MOUVEMENT (plan du texte)
V1-5 : introduction
V6-7-12 : le combat des coqs et la fuite du coq vaincu
V13-19 : le coq vaincu, humilié, prépare sa vengeance
V20-24 : le vainqueur puni de sa vanité par un Vautour
V25-29 : la revanche du vaincu
V30-fin : la morale
Pb :
Comment le travail sur un récit imaginaire (la façon de raconter) met-elle en valeur une morale conforme à l’idéologie du classicisme ?
LA FONTAINE NOUS PROPOSE UN PETIT RECIT DONT VOICI LE DEBUT : SITUATION INITIALE ET ELEMENT PERTURBATEUR SUIVI DE
SES CONSEQUENCES
Deux Coqs vivaient en paix : une Poule survint,
Et voilà la guerre allumée.
Nous sommes bien dans une fable : les animaux portent une majuscule, signe que ce sont des allégories représentant des types humains. Les coqs
représentent la gent masculine, la poule la gent féminine. L’introduction est brève : le premier hémistiche du vers 1 (un alexandrin) nous présente la
situation initiale – l’équilibre par lequel commence tout récit traditionnel et dont la durée est indéterminée, ce que traduit l’imparfait VIVAIENT – le second
hémistiche introduit déjà l’élément perturbateur grâce au passé simple SURVINT qui souligne un élément ponctuel, subit, et le 2 e vers, par sa brièveté
(octosyllabe), traduit la conséquence immédiate (ce que souligne aussi l’expression ET VOILA) : une situation tragique traditionnelle, le triangle tragique :
deux hommes rivaux pour une même femme. Une telle situation semble se confondre avec le destin, ce que souligne le participe passé ALLUMEE. Mais aussi
un petit clin d’œil plein d’humour à ses contemporains : la femme est à l’origine de beaucoup de querelles et les hommes, guidés par leurs instincts
primaires, se prennent pour des héros.
L’HUMOUR DU FABULISTE TRANSPOSE LA BATAILLE DE BASSE-COUR EN SITUATION TRAGIQUE DIGNE DU RECIT MYTHIQUE DE
LA GUERRE DE TROIE
Amour, tu perdis Troie ; et c’est de toi que vint
Cette querelle envenimée
Où du sang des Dieux même on vit le Xanthe teint !

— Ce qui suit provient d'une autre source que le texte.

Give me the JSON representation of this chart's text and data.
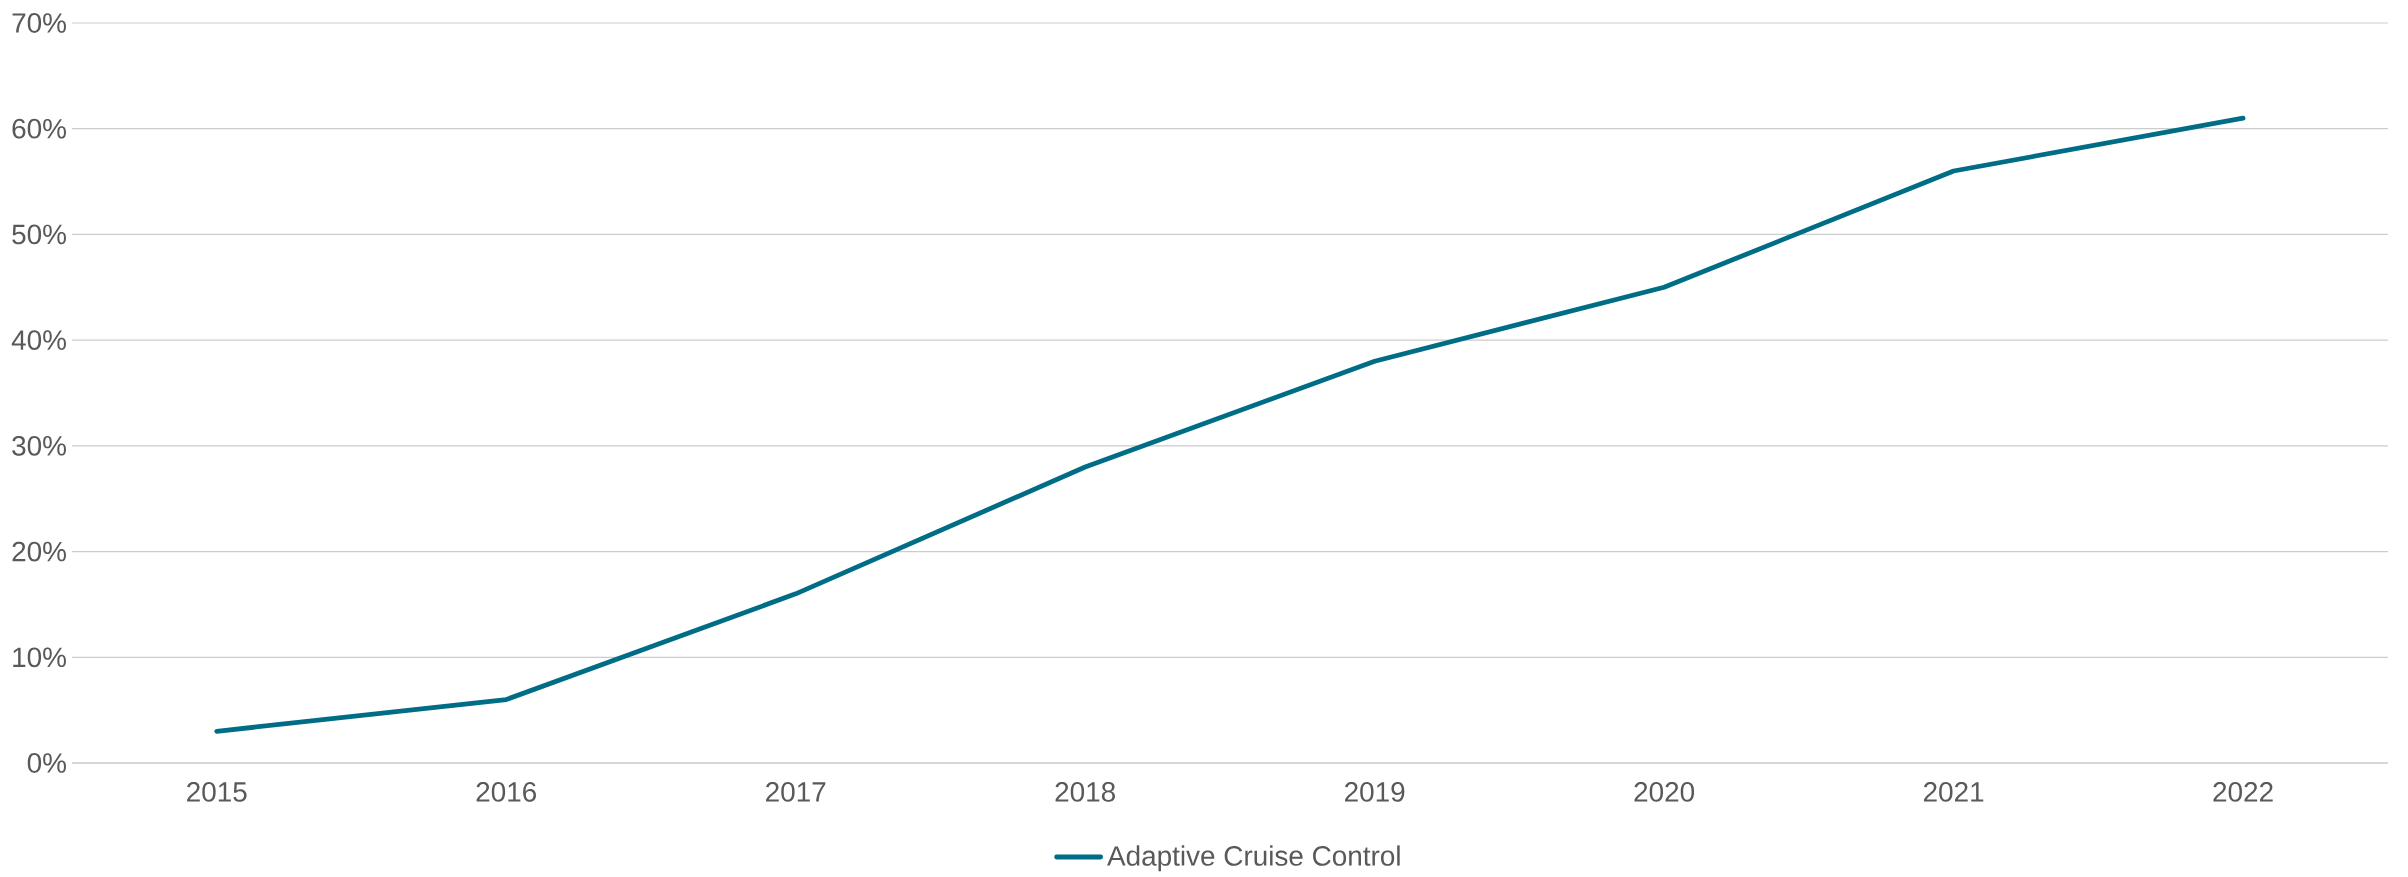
{
  "chart_data": {
    "type": "line",
    "categories": [
      "2015",
      "2016",
      "2017",
      "2018",
      "2019",
      "2020",
      "2021",
      "2022"
    ],
    "series": [
      {
        "name": "Adaptive Cruise Control",
        "color": "#006d86",
        "values": [
          3,
          6,
          16,
          28,
          38,
          45,
          56,
          61
        ]
      }
    ],
    "ylim": [
      0,
      70
    ],
    "yticks": [
      {
        "value": 0,
        "label": "0%"
      },
      {
        "value": 10,
        "label": "10%"
      },
      {
        "value": 20,
        "label": "20%"
      },
      {
        "value": 30,
        "label": "30%"
      },
      {
        "value": 40,
        "label": "40%"
      },
      {
        "value": 50,
        "label": "50%"
      },
      {
        "value": 60,
        "label": "60%"
      },
      {
        "value": 70,
        "label": "70%"
      }
    ],
    "grid": "y",
    "legend": "bottom",
    "marker": "none",
    "line_style": "solid"
  }
}
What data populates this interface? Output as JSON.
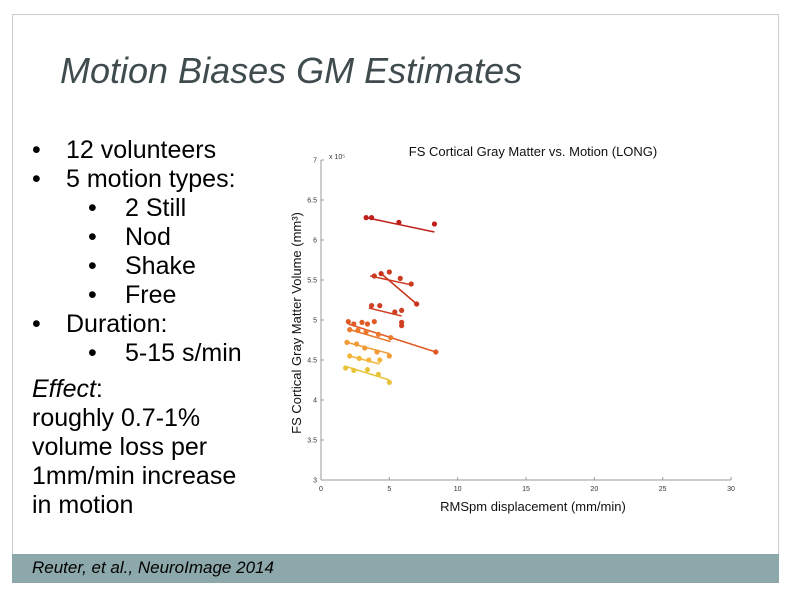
{
  "slide": {
    "title": "Motion Biases GM Estimates",
    "bullets": [
      {
        "level": 1,
        "text": "12 volunteers"
      },
      {
        "level": 1,
        "text": "5 motion types:"
      },
      {
        "level": 2,
        "text": "2 Still"
      },
      {
        "level": 2,
        "text": "Nod"
      },
      {
        "level": 2,
        "text": "Shake"
      },
      {
        "level": 2,
        "text": "Free"
      },
      {
        "level": 1,
        "text": "Duration:"
      },
      {
        "level": 2,
        "text": "5-15 s/min"
      }
    ],
    "bullet_char": "•",
    "effect_label": "Effect",
    "effect_colon": ":",
    "effect_lines": [
      "roughly 0.7-1%",
      "volume loss per",
      "1mm/min increase",
      "in motion"
    ],
    "citation": "Reuter, et al., NeuroImage 2014",
    "colors": {
      "title": "#3f4b4d",
      "footer": "#8da8aa"
    }
  },
  "chart_data": {
    "type": "scatter",
    "title": "FS Cortical Gray Matter vs. Motion (LONG)",
    "xlabel": "RMSpm displacement (mm/min)",
    "ylabel": "FS Cortical Gray Matter Volume (mm³)",
    "y_exponent_label": "x 10⁵",
    "xlim": [
      0,
      30
    ],
    "ylim": [
      3,
      7
    ],
    "xticks": [
      "0",
      "5",
      "10",
      "15",
      "20",
      "25",
      "30"
    ],
    "yticks": [
      "3",
      "3.5",
      "4",
      "4.5",
      "5",
      "5.5",
      "6",
      "6.5",
      "7"
    ],
    "grid": false,
    "series": [
      {
        "color": "#c0201c",
        "points": [
          [
            3.3,
            6.28
          ],
          [
            3.7,
            6.28
          ],
          [
            5.7,
            6.22
          ],
          [
            8.3,
            6.2
          ]
        ],
        "fit": [
          [
            3.3,
            6.28
          ],
          [
            8.3,
            6.1
          ]
        ]
      },
      {
        "color": "#c8321c",
        "points": [
          [
            4.4,
            5.58
          ],
          [
            7.0,
            5.2
          ]
        ],
        "fit": [
          [
            4.4,
            5.58
          ],
          [
            7.0,
            5.2
          ]
        ]
      },
      {
        "color": "#cc3a1f",
        "points": [
          [
            3.9,
            5.55
          ],
          [
            5.0,
            5.6
          ],
          [
            5.8,
            5.52
          ],
          [
            6.6,
            5.45
          ]
        ],
        "fit": [
          [
            3.6,
            5.55
          ],
          [
            6.6,
            5.44
          ]
        ]
      },
      {
        "color": "#cf3f22",
        "points": [
          [
            3.7,
            5.18
          ],
          [
            4.3,
            5.18
          ],
          [
            5.4,
            5.1
          ],
          [
            5.9,
            5.12
          ],
          [
            5.9,
            4.97
          ],
          [
            5.9,
            4.93
          ]
        ],
        "fit": [
          [
            3.5,
            5.15
          ],
          [
            5.9,
            5.05
          ]
        ]
      },
      {
        "color": "#e05a26",
        "points": [
          [
            2.0,
            4.98
          ],
          [
            2.4,
            4.95
          ],
          [
            3.0,
            4.97
          ],
          [
            3.4,
            4.95
          ],
          [
            3.9,
            4.98
          ],
          [
            8.4,
            4.6
          ]
        ],
        "fit": [
          [
            2.0,
            4.95
          ],
          [
            8.4,
            4.6
          ]
        ]
      },
      {
        "color": "#ea7a2c",
        "points": [
          [
            2.1,
            4.88
          ],
          [
            2.7,
            4.87
          ],
          [
            3.3,
            4.85
          ],
          [
            4.2,
            4.82
          ],
          [
            5.1,
            4.78
          ]
        ],
        "fit": [
          [
            2.1,
            4.88
          ],
          [
            5.1,
            4.73
          ]
        ]
      },
      {
        "color": "#f29a35",
        "points": [
          [
            1.9,
            4.72
          ],
          [
            2.6,
            4.7
          ],
          [
            3.2,
            4.65
          ],
          [
            4.1,
            4.6
          ],
          [
            5.0,
            4.55
          ]
        ],
        "fit": [
          [
            1.9,
            4.72
          ],
          [
            5.0,
            4.58
          ]
        ]
      },
      {
        "color": "#f4b73c",
        "points": [
          [
            2.1,
            4.55
          ],
          [
            2.8,
            4.52
          ],
          [
            3.5,
            4.5
          ],
          [
            4.3,
            4.5
          ]
        ],
        "fit": [
          [
            2.1,
            4.55
          ],
          [
            4.3,
            4.45
          ]
        ]
      },
      {
        "color": "#e8c43a",
        "points": [
          [
            1.8,
            4.4
          ],
          [
            2.4,
            4.37
          ],
          [
            3.4,
            4.38
          ],
          [
            4.2,
            4.32
          ],
          [
            5.0,
            4.22
          ]
        ],
        "fit": [
          [
            1.8,
            4.42
          ],
          [
            5.0,
            4.25
          ]
        ]
      }
    ]
  }
}
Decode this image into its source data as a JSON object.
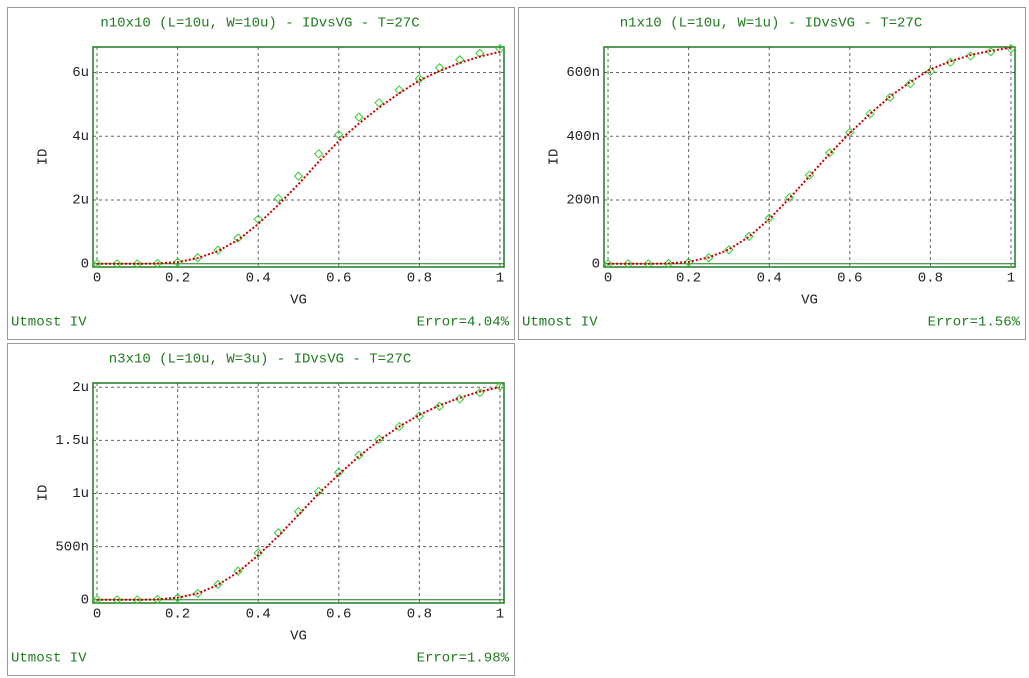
{
  "chart_data": [
    {
      "type": "line",
      "title": "n10x10 (L=10u, W=10u) - IDvsVG - T=27C",
      "xlabel": "VG",
      "ylabel": "ID",
      "source": "Utmost IV",
      "error": "Error=4.04%",
      "x": [
        0,
        0.05,
        0.1,
        0.15,
        0.2,
        0.25,
        0.3,
        0.35,
        0.4,
        0.45,
        0.5,
        0.55,
        0.6,
        0.65,
        0.7,
        0.75,
        0.8,
        0.85,
        0.9,
        0.95,
        1
      ],
      "xlim": [
        -0.01,
        1.01
      ],
      "xticks": [
        0,
        0.2,
        0.4,
        0.6,
        0.8,
        1
      ],
      "ylim": [
        -1e-07,
        6.8e-06
      ],
      "yticks": [
        0,
        {
          "value": 2e-06,
          "label": "2u"
        },
        {
          "value": 4e-06,
          "label": "4u"
        },
        {
          "value": 6e-06,
          "label": "6u"
        }
      ],
      "grid": true,
      "series": [
        {
          "color": "#33cc33",
          "style": "markers",
          "values": [
            0,
            0,
            0,
            1e-08,
            5e-08,
            1.9e-07,
            4.3e-07,
            8.1e-07,
            1.4e-06,
            2.05e-06,
            2.75e-06,
            3.45e-06,
            4.05e-06,
            4.6e-06,
            5.05e-06,
            5.45e-06,
            5.8e-06,
            6.15e-06,
            6.4e-06,
            6.6e-06,
            6.75e-06
          ]
        },
        {
          "color": "#cc0000",
          "style": "dotted",
          "values": [
            0,
            0,
            0,
            1e-08,
            5e-08,
            1.8e-07,
            4e-07,
            7.5e-07,
            1.25e-06,
            1.85e-06,
            2.5e-06,
            3.2e-06,
            3.85e-06,
            4.4e-06,
            4.9e-06,
            5.35e-06,
            5.75e-06,
            6.05e-06,
            6.3e-06,
            6.5e-06,
            6.65e-06
          ]
        }
      ]
    },
    {
      "type": "line",
      "title": "n1x10 (L=10u, W=1u) - IDvsVG - T=27C",
      "xlabel": "VG",
      "ylabel": "ID",
      "source": "Utmost IV",
      "error": "Error=1.56%",
      "x": [
        0,
        0.05,
        0.1,
        0.15,
        0.2,
        0.25,
        0.3,
        0.35,
        0.4,
        0.45,
        0.5,
        0.55,
        0.6,
        0.65,
        0.7,
        0.75,
        0.8,
        0.85,
        0.9,
        0.95,
        1
      ],
      "xlim": [
        -0.01,
        1.01
      ],
      "xticks": [
        0,
        0.2,
        0.4,
        0.6,
        0.8,
        1
      ],
      "ylim": [
        -1e-08,
        6.8e-07
      ],
      "yticks": [
        0,
        {
          "value": 2e-07,
          "label": "200n"
        },
        {
          "value": 4e-07,
          "label": "400n"
        },
        {
          "value": 6e-07,
          "label": "600n"
        }
      ],
      "grid": true,
      "series": [
        {
          "color": "#33cc33",
          "style": "markers",
          "values": [
            0,
            0,
            0,
            1e-09,
            5e-09,
            1.9e-08,
            4.4e-08,
            8.6e-08,
            1.43e-07,
            2.08e-07,
            2.78e-07,
            3.48e-07,
            4.12e-07,
            4.7e-07,
            5.22e-07,
            5.65e-07,
            6.03e-07,
            6.32e-07,
            6.52e-07,
            6.65e-07,
            6.75e-07
          ]
        },
        {
          "color": "#cc0000",
          "style": "dotted",
          "values": [
            0,
            0,
            0,
            1e-09,
            6e-09,
            2e-08,
            4.5e-08,
            8.5e-08,
            1.4e-07,
            2.05e-07,
            2.75e-07,
            3.45e-07,
            4.1e-07,
            4.7e-07,
            5.25e-07,
            5.7e-07,
            6.1e-07,
            6.35e-07,
            6.55e-07,
            6.68e-07,
            6.78e-07
          ]
        }
      ]
    },
    {
      "type": "line",
      "title": "n3x10 (L=10u, W=3u) - IDvsVG - T=27C",
      "xlabel": "VG",
      "ylabel": "ID",
      "source": "Utmost IV",
      "error": "Error=1.98%",
      "x": [
        0,
        0.05,
        0.1,
        0.15,
        0.2,
        0.25,
        0.3,
        0.35,
        0.4,
        0.45,
        0.5,
        0.55,
        0.6,
        0.65,
        0.7,
        0.75,
        0.8,
        0.85,
        0.9,
        0.95,
        1
      ],
      "xlim": [
        -0.01,
        1.01
      ],
      "xticks": [
        0,
        0.2,
        0.4,
        0.6,
        0.8,
        1
      ],
      "ylim": [
        -3e-08,
        2.04e-06
      ],
      "yticks": [
        0,
        {
          "value": 5e-07,
          "label": "500n"
        },
        {
          "value": 1e-06,
          "label": "1u"
        },
        {
          "value": 1.5e-06,
          "label": "1.5u"
        },
        {
          "value": 2e-06,
          "label": "2u"
        }
      ],
      "grid": true,
      "series": [
        {
          "color": "#33cc33",
          "style": "markers",
          "values": [
            0,
            0,
            0,
            3e-09,
            1.8e-08,
            6e-08,
            1.45e-07,
            2.7e-07,
            4.4e-07,
            6.3e-07,
            8.3e-07,
            1.02e-06,
            1.2e-06,
            1.36e-06,
            1.51e-06,
            1.63e-06,
            1.73e-06,
            1.82e-06,
            1.89e-06,
            1.95e-06,
            2.01e-06
          ]
        },
        {
          "color": "#cc0000",
          "style": "dotted",
          "values": [
            0,
            0,
            0,
            4e-09,
            2e-08,
            6e-08,
            1.4e-07,
            2.6e-07,
            4.2e-07,
            6e-07,
            8e-07,
            1e-06,
            1.18e-06,
            1.35e-06,
            1.5e-06,
            1.63e-06,
            1.74e-06,
            1.83e-06,
            1.9e-06,
            1.96e-06,
            2e-06
          ]
        }
      ]
    }
  ]
}
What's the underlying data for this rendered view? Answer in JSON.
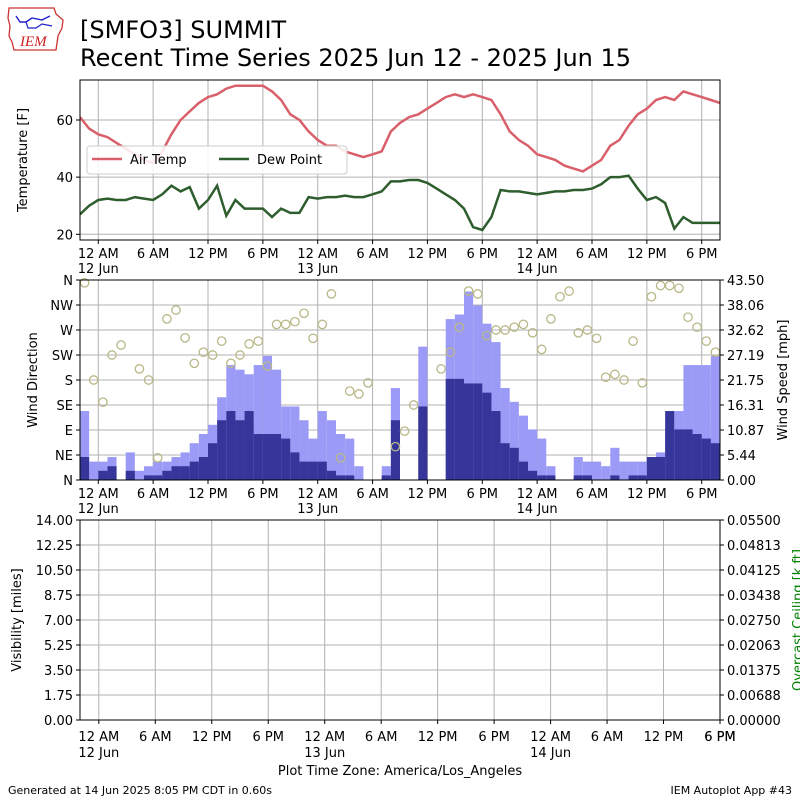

La métaphore du feu ALLUMEE et l’hyperbole de la guerre nous transportent soudain par l’intermédiaire de l’intertextualité dans le registre épique, avec la
référence de la guerre de TROIE. Comme les nouveaux héros de Troie sont des animaux, nous sommes dans l’héroï-comique, un comique qui transforme en
héros ceux qui sont loin d’en être, et qui déclenche alors l’humour ou l’ironie. Selon le récit d’Homère dans l’Iliade, la guerre de Troie fut déclenchée par
l’amour de Pâris (un prince troyen) pour la belle Hélène, l’épouse de Ménélas, le roi de Sparte en Grèce. Ménélas venu rechercher sa femme avec son armée
réussit à vaincre la cité de Troie grâce à la ruse du cheval de Troie, et la ville finit incendiée. Pour rappeler au lecteur cette épopée mythique, le narrateur
utilise avec grandiloquence (ce qui déclenche l’humour) le registre tragique, à la fois pathétique et lyrique : AMOUR, TU PERDIS TROIE. Le destin tragique
apparaît sous la forme de l’allégorie de l’AMOUR présenté par une apostrophe au début du vers ; on s’adresse à lui comme à une divinité avec le pronom de
la 2e p sing TU . Pour bien souligner la puissance de l’amour, l’alexandrin est construit en chiasme (structure ABBA : AMOUR (destin) – TU / TOI – VINT
(destin)) ; ce chiasme rappelle la main du destin qui jamais ne lâche sa victime, avec la répétition au centre du pronom TU / TOI, amplifié la 2 e fois par le
présentatif C’EST. TU PERDIS/C’EST DE TOI QUE VINT sont deux expressions synonymes insistant sur la cause de la guerre. L’immédiateté de la relation
cause-conséquence (rivalité amoureuse>guerre) est suggérée par l’enjambement du vers suivant : CETTE QUERELLE ENVENIMEE. Le Xanthe est le fleuve qui
passe par Troie, et où deux dieux, Mars et Vénus, furent blessés par Diomède. Cet épisode anoblit le récit, et le style de La Fontaine, en langage soutenu,
essaie de lui faire honneur : non seulement il utilise le vers le plus noble de la langue française, l’alexandrin (12 syllabes, ce qui le rend lent et majestueux,
avec sa césure régulière au milieu le découpant en 2 hémistiches réguliers (OU DU SANG DES DIEUX MEME//…), mais l’inversion des mots met en relief les
DIEUX et leur blessure (SANG 3e mot) ; et la relative commençant par OU rallonge le vers précédent en l’amplifiant (antécédent : QUERELLE : il s’agit d’une
expansion nominale double : d’abord un adj sous forme de métaphore (poison) hyperbolique : ENVENIMEE, puis la relative : OU DU SANG…)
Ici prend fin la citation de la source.